APRI and FIB-4 are the most widely used clinical biomarkers for classification of liver fibrosis. Hu et al. [33] reported that the AUC of the training cohort and test cohort of a clinical model integrating FIB-4 and APRI were 0.731 and 0.703 for differentiating advanced fibrosis and cirrhosis, while in our study, the AUC of the clinical model in the training and test groups were 0.80 and 0.78 and showed poor performance. Hu et al. [33] constructed a nomogram based on portal venous phase CT images and reported a diagnostic accuracy of 0.778 and 0.778 in the training and test cohorts with an AUC of 0.864 and 0.772 for differentiating nonadvanced from advanced fibrosis. In this study, a combinational model incorporated with RADScore and clinic biomarkers was constructed, and ROC analysis exhibited good to excellent performance in the training and test groups, with diagnostic accuracy of 0.85 and 0.76 and an AUC of 0.93 and 0.86. The decision curve indicated more net benefit than the radiomics and clinical models alone. The nomogram of the combinational model made the prediction of significant liver fibrosis more accessible and visible. It revealed that a combinational model of RADscore and clinical biomarkers is promising in differentiating nonsignificant and significant liver fibrosis. However, APRI and FIB-4 entailed a risk of overestimating the fibrosis stage due to the impact of the necroinflammatory activity on transaminases [34]. More stable serological markers incorporated with RADscore should be discovered. Recently, Mohamed et al. [35] found that serum levels of vitronectin increased significantly in cirrhosis patients than in controls. It may reveal that a combination of RADscore and vitronectin may be promising in classification of liver fibrosis.

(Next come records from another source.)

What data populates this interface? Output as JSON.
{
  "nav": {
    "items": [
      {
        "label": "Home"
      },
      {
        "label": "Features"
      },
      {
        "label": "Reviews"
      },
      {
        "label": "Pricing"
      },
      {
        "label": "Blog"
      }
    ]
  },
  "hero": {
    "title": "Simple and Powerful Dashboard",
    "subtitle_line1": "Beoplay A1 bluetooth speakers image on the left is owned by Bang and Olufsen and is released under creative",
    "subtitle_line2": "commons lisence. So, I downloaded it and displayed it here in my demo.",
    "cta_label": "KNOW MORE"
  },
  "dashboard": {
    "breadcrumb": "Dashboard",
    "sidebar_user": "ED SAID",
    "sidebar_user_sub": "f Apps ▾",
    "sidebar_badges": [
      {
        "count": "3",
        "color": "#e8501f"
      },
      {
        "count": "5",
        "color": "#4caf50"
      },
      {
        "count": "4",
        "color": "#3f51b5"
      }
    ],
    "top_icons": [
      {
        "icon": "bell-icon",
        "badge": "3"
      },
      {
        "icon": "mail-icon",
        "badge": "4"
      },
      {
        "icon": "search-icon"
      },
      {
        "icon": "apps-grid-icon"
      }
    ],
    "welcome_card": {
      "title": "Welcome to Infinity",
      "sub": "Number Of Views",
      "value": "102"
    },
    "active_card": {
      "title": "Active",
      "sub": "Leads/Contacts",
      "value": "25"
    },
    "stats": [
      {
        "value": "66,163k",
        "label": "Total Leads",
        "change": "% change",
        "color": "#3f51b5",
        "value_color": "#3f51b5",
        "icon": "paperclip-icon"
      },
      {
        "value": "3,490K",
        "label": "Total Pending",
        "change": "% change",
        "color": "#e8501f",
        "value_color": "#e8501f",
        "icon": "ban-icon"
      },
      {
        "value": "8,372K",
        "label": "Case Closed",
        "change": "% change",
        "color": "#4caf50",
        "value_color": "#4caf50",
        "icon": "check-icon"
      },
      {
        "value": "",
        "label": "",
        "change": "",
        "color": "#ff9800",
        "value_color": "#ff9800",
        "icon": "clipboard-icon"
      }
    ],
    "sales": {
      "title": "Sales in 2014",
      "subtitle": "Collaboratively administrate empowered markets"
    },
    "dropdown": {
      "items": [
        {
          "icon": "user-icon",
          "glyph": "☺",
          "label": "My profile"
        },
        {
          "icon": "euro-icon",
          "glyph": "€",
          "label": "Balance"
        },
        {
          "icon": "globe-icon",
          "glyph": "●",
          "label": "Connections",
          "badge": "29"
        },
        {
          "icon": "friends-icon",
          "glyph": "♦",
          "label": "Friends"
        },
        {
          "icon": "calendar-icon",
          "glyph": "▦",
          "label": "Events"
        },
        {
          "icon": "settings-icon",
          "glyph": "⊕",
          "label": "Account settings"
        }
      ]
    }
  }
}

There are also some limitations in our study. First, the limited sample size in this study might decrease the statistical power and external validation should be required in another cohort. Second, the lack of fibrosis stage F0 may add some biases to the results. Third, considering the limited number of patients, we included all patients with different kinds of chronic liver fibrosis. A more detailed classification of patients may be needed in a further study. Fourth, as previous studies have shown that diagnostic performance of clinical biomarkers may be influenced by ASL level and necroinflammation activity, the nomogram integrating FIB-4 may add some error to the results. So, a further study with more details should be performed.

In conclusion, radiomics based on noncontrast MRI have potential in stratification of liver fibrosis. A combinational model integrating radiomics and clinical biomarkers is promising in improving diagnostic values compared to the radiomic model and clinical model.